Then the smile broke into a laugh so wild with insane glee, that even Leicester shuddered and drew back. Florence started up in the bed. The lace of her wedding garments was crushed around her form--her arms were entangled in the rich white veil which still clung, torn and ragged, to the diamond star fastened over her temple. The cypress and jessamine wreath, half torn away, hung in fragments among her black tresses. She saw that Leicester avoided her, and tearing the veil fiercely, set both her arms free. She leaned half over the bed, holding them out, as a child aroused from sleep, pleads for its mother. Leicester drew near, for a fiend could not have resisted that look. She caught both his hands, drew herself up to his bosom, and then began to laugh again.

That moment a female, whose black garments contrasted gloomily with the drift-like whiteness of the couch, came from the shadowy part of the room, and taking Florence in her arms laid her gently back upon the pillows. She had seen that of which Leicester and Jacob were unconscious--Ada Leicester, standing in the gorgeous gloom of her dressing-chamber, and watching the scene.



"Mother, you here also!" exclaimed Leicester, and his voice had, for the instant, something of human anguish in it. His mother pointed toward the dressing-room, and only answered--

"Would you drive her mad also?"

"Would to Heaven it were possible," answered Leicester, with a cold sneer. He bowed low, and with a gesture full of sarcastic defiance moved toward the dressing-room. Jacob followed him.

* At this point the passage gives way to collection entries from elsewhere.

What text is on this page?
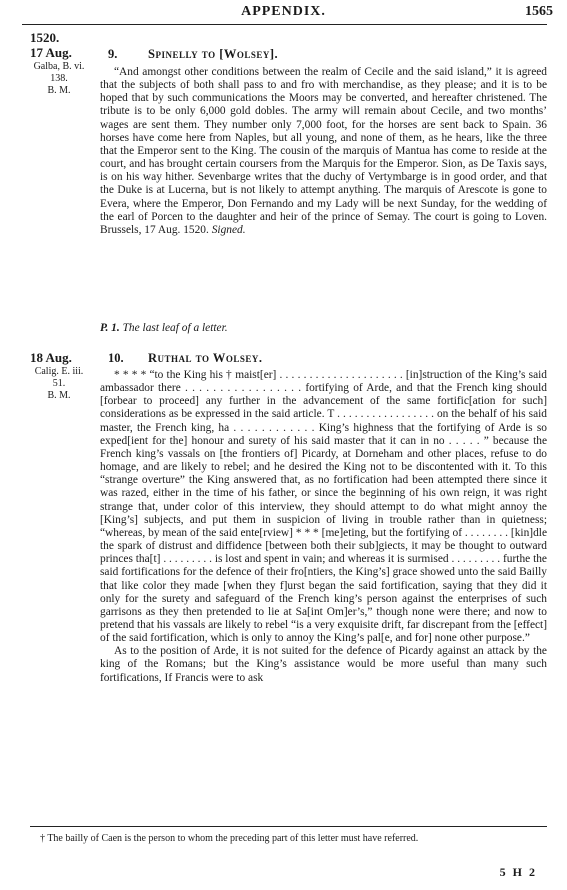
APPENDIX.	1565
1520.
17 Aug.
Galba, B. vi.
138.
B. M.
9. Spinelly to [Wolsey].

“And amongst other conditions between the realm of Cecile and the said island,” it is agreed that the subjects of both shall pass to and fro with merchandise, as they please; and it is to be hoped that by such communications the Moors may be converted, and hereafter christened. The tribute is to be only 6,000 gold dobles. The army will remain about Cecile, and two months’ wages are sent them. They number only 7,000 foot, for the horses are sent back to Spain. 36 horses have come here from Naples, but all young, and none of them, as he hears, like the three that the Emperor sent to the King. The cousin of the marquis of Mantua has come to reside at the court, and has brought certain coursers from the Marquis for the Emperor. Sion, as De Taxis says, is on his way hither. Sevenbarge writes that the duchy of Vertymbarge is in good order, and that the Duke is at Lucerna, but is not likely to attempt anything. The marquis of Arescote is gone to Evera, where the Emperor, Don Fernando and my Lady will be next Sunday, for the wedding of the earl of Porcen to the daughter and heir of the prince of Semay. The court is going to Loven. Brussels, 17 Aug. 1520. Signed.

P. 1. The last leaf of a letter.
18 Aug.
Calig. E. iii.
51.
B. M.
10. Ruthal to Wolsey.

* * * * “to the King his † maist[er] . . . . . . . . . . . . . . . . . . . . . [in]struction of the King’s said ambassador there . . . . . . . . . . . . . . . . . fortifying of Arde, and that the French king should [forbear to proceed] any further in the advancement of the same fortific[ation for such] considerations as be expressed in the said article. T . . . . . . . . . . . . . . . . . on the behalf of his said master, the French king, ha . . . . . . . . . . . . King’s highness that the fortifying of Arde is so exped[ient for the] honour and surety of his said master that it can in no . . . . . ” because the French king’s vassals on [the frontiers of] Picardy, at Dorneham and other places, refuse to do homage, and are likely to rebel; and he desired the King not to be discontented with it. To this “strange overture” the King answered that, as no fortification had been attempted there since it was razed, either in the time of his father, or since the beginning of his own reign, it was right strange that, under color of this interview, they should attempt to do what might annoy the [King’s] subjects, and put them in suspicion of living in trouble rather than in quietness; “whereas, by mean of the said ente[rview] * * * [me]eting, but the fortifying of . . . . . . . . [kin]dle the spark of distrust and diffidence [between both their sub]giects, it may be thought to outward princes tha[t] . . . . . . . . . is lost and spent in vain; and whereas it is surmised . . . . . . . . . furthe the said fortifications for the defence of their fro[ntiers, the King’s] grace showed unto the said Bailly that like color they made [when they f]urst began the said fortification, saying that they did it only for the surety and safeguard of the French king’s person against the enterprises of such garrisons as they then pretended to lie at Sa[int Om]er’s,” though none were there; and now to pretend that his vassals are likely to rebel “is a very exquisite drift, far discrepant from the [effect] of the said fortification, which is only to annoy the King’s pal[e, and for] none other purpose.”

As to the position of Arde, it is not suited for the defence of Picardy against an attack by the king of the Romans; but the King’s assistance would be more useful than many such fortifications, If Francis were to ask

† The bailly of Caen is the person to whom the preceding part of this letter must have referred.
5 H 2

"Stay," said Ada, standing before them--"what is this--who are the persons you have left in my chamber?"

"One of them," answered Leicester, with calm audacity, "one of them is of little consequence, though you may find in her, my dear madam, an old acquaintance. The other is a young lady, very beautiful, as you may see even from here--to whom I had the honor of being married last evening.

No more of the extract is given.